National Science Foundation Awards $400,000 Grant to Benefit Students in Westminster College's Computer Science
Salt Lake City, October 10, 2001. The National Science Foundation (NSF) has awarded Westminster College a $400,000 grant to serve as scholarships for students seeking computer science or math degrees.
The NSF Computer Science, Engineering, and Mathematics Scholarship (CSEMS) Program provides funds to institutions to support academically talented, financially needy students who are pursuing degrees in computer science, engineering and mathematics. As Westminster does not offer an engineering degree, the funds will be allocated to students in the computer science and mathematics programs over four years. The 32 Westminster students per year who qualify for these scholarships will receive $3,125 each academic year for up to four years.
"This is a significant grant for Westminster College," said Craig A. Green, financial aid officer for Westminster College. "We were thrilled to find that Westminster was awarded the maximum amount possible from NSF, especially when we were up against many of the largest colleges and universities across the country. This grant will help increase and retain the number of students studying computer science or mathematics, but most importantly, it will serve as valuable financial aid to Westminster's students."

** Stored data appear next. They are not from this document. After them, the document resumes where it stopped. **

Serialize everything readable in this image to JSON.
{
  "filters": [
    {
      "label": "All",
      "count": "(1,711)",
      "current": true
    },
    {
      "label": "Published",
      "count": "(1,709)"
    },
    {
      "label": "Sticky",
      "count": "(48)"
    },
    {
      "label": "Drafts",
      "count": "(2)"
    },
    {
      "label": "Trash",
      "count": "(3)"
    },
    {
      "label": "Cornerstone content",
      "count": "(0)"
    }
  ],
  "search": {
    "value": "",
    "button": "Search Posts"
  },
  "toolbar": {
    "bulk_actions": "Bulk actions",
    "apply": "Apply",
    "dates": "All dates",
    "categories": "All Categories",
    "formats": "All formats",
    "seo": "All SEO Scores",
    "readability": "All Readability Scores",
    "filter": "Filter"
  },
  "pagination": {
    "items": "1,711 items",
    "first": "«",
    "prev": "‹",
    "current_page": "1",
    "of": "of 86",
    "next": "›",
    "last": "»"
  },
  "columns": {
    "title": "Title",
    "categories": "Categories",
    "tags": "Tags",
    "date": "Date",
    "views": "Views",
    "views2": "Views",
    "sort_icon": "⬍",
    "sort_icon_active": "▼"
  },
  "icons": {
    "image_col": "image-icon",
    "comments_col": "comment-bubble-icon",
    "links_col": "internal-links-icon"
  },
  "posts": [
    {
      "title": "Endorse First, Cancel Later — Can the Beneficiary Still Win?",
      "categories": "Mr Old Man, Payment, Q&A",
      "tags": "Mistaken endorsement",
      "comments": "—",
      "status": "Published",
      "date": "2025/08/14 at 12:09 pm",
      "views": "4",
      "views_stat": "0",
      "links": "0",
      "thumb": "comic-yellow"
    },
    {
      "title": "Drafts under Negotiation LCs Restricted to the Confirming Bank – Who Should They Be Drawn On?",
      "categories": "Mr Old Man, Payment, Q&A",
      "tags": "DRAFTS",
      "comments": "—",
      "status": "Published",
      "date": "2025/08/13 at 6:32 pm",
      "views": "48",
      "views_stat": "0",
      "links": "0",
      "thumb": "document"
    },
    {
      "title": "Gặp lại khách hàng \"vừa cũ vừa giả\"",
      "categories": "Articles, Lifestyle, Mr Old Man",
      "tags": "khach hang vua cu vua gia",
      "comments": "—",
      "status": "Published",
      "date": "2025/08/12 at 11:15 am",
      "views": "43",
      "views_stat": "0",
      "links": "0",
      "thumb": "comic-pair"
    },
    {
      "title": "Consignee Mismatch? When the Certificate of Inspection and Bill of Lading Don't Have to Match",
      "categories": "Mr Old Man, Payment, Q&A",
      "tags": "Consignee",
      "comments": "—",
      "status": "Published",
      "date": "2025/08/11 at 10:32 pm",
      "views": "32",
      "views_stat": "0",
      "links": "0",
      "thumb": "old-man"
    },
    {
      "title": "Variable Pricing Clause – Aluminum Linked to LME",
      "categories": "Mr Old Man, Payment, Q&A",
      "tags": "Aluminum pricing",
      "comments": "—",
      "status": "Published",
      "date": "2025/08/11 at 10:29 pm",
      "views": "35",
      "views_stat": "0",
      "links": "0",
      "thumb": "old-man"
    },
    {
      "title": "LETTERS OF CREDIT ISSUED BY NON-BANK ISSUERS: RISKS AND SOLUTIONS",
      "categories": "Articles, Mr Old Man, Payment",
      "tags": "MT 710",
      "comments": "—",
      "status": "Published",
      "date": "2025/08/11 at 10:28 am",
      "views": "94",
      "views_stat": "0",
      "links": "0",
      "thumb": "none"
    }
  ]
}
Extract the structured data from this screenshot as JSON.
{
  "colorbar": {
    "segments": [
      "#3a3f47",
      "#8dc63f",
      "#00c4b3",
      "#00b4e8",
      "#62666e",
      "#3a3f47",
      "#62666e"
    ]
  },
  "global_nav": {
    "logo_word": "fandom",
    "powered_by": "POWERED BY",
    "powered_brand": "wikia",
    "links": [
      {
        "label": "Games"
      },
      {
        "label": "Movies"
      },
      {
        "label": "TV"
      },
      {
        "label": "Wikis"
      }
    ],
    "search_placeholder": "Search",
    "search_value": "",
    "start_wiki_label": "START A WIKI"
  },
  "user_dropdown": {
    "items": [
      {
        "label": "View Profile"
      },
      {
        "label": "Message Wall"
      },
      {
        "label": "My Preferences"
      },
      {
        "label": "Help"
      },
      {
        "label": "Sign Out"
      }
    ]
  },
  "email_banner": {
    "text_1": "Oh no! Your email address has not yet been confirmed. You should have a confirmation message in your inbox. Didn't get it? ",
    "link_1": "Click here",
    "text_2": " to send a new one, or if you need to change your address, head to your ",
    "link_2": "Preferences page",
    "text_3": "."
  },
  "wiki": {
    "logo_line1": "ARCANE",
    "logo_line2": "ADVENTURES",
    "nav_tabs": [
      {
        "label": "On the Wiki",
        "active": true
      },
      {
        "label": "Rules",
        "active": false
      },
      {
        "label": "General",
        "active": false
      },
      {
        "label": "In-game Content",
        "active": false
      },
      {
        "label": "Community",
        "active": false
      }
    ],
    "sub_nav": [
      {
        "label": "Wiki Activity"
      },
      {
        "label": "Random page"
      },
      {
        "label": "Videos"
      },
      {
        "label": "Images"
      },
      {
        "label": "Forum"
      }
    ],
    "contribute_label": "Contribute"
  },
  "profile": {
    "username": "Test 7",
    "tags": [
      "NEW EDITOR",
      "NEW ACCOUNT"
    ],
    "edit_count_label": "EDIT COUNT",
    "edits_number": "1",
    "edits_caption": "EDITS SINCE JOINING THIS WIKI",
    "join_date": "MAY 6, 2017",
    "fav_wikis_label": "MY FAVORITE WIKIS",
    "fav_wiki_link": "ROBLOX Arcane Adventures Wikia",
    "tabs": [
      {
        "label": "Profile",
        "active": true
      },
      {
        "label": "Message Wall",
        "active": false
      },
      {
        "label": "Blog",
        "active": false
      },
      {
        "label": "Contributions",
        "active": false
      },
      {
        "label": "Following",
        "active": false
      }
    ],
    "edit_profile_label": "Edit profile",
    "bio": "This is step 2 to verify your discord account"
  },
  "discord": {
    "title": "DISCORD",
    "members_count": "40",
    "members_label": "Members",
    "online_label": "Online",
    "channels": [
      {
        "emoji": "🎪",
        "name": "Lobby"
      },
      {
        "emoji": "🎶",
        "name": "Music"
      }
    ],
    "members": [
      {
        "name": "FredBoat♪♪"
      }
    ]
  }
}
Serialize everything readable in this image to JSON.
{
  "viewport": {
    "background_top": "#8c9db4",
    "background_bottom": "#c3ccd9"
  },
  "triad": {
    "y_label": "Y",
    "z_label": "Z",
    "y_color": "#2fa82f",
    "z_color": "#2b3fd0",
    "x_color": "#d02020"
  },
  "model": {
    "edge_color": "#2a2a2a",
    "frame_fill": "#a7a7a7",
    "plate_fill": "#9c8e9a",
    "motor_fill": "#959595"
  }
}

The typical computer science major at Westminster is a non-traditional student who is working full-time. As a result, computer science courses that fulfill degree requirements are only offered in the evenings. Westminster's lack of day classes has proven frustrating to the growing number of traditional students. The computer science department has made it a priority to develop a full-time day schedule in support of traditional-age students. With the CSEMS scholarships, the college will be able to recruit more traditional-age students to create a full-time day program in computer science that complements the evening program.
"Our objective is to increase and retain the number of students studying computer science and mathematics," said Greg Gagne, assistant professor and program chair of computer science at Westminster College. "The CSEMS scholarships will allow the college to entice academically talented students to these programs, regardless of their age, financial background or progression in their academic career."
The NSF allowed for 10 percent of the grant to be allocated to administrative infrastructure costs. Instead of using this reserve, Westminster chose to utilize all of the money for scholarships and will forego utilizing the grant money to cover infrastructure costs.
"We want all of this money to go to students," Green said. "It may cost us a little more, but it's worth it for the college to spend extra funds on the computer science and mathematics programs to ensure their success."
Westminster College, Utah's only private, nondenominational, nonprofit college, prepares its 2,500 students for personal and professional success through a foundation of liberal education, combined with professional programs that include vital technological and communication skills. U.S. News & World Report has ranked Westminster in the top tier of regional colleges and universities in the Western United States for seven straight years.